E-book, in Italia giro d'affari verso il raddoppio

EDITORIA

L'Aie fa il punto sull'avanzamento del mercato: 18mila i titoli digitalizzati dai 1.600 di gennaio 2010. Vendite in aumento del 25% e il fatturato per fine 2011 è stimato fra i 3 ed i 4 milioni, dagli 1,5 di un anno fa. Polillo: "Editori italiani pronti alla sfida digitale"

di F.Me.
Cresce il mercato degli e-book in Italia sia in termini di titoli - erano 1.619 quelli in italiano a gennaio 2010, sono circa 18mila ad oggi – sia di fatturato, che si stima abbia raggiunto gli 1,5 milioni di euro a dicembre 2010 per raddoppiare (si stima che arriverà a 3-4 milioni) a fine 2011 tra i 3 e i 4 milioni di euro. E' questo il quadro presentato oggi alla Fiera del Libro di Francoforte dall'Associazione Italiana Editori (Aie), secondo cui pur rappresentando una quota ancora piccola del mercato complessivo (0,04%) gli e-book non potranno che svilupparsi nei prossimi anni. Basti pensare che sono quasi 19mila i titoli del 2010 contro i 6mila di dicembre 2010.

E anche per quel che riguarda i canali di vendita, pur consolidandosi il trade (+4,2%) con in testa la tradizionale libreria (+2,6%), Aie registra un vero e proprio boom delle librerie online (+24,5%).
“Crescono, con il maggior tasso in assoluto, le vendite online (+25%) – spiega Aie - non solo per l'ingresso di nuovi operatori (laFeltrinelli.it a fine 2009, Amazon.it a fine 2010) o per le politiche di promozione, ma soprattutto per cambiamenti nei comportamenti d'acquisto da parte del pubblico”.

"Le vendite di ebook crescono, è vero, ma meno della metà di quanto era stato stimato all’inizio (siamo allo 0,04% del mercato) - spiega il presidente di Aie, Marco Polillo - Tutti lo vogliono, tutti ne parlano, salvo poi avere prezzi quasi al livello dei tascabili a causa di un’Iva al 21%. Ci sembra illogico che l’innovazione debba scontare una tassa che si applica soprattutto ai servizi: proprio per questo, non possiamo tacere il fatto che in un momento così importante come la rivoluzione determinata dall’impatto delle tecnologie sui contenuti e sulla loro diffusione si assista all’indifferenza del nostro Governo nella discussione in corso in ambito comunitario"

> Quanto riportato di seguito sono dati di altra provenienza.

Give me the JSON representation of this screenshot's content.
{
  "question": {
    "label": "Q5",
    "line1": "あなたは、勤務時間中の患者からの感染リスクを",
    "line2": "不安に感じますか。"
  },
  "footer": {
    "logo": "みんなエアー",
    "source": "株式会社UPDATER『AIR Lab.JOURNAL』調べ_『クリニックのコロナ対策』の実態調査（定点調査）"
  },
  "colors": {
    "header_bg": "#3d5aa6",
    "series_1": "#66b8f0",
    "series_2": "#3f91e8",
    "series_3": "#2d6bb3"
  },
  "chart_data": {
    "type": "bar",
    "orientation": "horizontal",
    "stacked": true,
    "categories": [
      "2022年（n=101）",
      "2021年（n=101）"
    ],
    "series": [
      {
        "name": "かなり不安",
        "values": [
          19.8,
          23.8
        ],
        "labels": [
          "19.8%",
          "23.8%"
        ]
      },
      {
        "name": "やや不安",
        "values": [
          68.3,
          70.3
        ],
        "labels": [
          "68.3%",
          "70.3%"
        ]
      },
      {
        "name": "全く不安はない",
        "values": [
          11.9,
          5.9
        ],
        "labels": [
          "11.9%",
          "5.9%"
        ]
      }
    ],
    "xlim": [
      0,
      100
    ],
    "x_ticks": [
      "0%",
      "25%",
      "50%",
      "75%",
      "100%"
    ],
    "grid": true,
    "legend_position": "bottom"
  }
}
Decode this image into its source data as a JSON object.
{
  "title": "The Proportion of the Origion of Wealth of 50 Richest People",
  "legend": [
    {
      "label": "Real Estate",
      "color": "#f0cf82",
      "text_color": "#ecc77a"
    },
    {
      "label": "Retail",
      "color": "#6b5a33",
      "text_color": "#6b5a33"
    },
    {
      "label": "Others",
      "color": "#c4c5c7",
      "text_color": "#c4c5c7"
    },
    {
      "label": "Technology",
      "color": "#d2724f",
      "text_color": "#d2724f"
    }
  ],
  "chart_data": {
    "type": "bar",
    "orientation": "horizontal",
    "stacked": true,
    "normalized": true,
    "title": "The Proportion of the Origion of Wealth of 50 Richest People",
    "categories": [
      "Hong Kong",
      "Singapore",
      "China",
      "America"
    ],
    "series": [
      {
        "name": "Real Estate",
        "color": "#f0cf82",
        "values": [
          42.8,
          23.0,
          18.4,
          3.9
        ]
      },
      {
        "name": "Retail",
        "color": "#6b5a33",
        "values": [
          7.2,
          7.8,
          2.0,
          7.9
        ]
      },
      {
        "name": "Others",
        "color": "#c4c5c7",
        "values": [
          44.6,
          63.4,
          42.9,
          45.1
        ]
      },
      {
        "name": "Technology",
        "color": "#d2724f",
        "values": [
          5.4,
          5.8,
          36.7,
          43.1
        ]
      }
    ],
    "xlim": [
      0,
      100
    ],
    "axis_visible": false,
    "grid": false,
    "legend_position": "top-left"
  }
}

"E non è vero che gli editori italiani sono stati lenti a entrare in questo nuovo mercato - sottolinea Polillo - Nonostante che le vendite siano state solo lo 0,04% del mercato, gli editori italiani hanno proposto, da un anno a questa parte, circa il 20% delle proprie novità anche in edizione ebook"
Lo hanno fatto in tempi così rapidi perché da tempo sono pronti avendo fatto i necessari investimenti per adeguare i propri processi produttivi. Sono investimenti magari poco visibili, che rappresentano però un prerequisito essenziale per il cambiamento.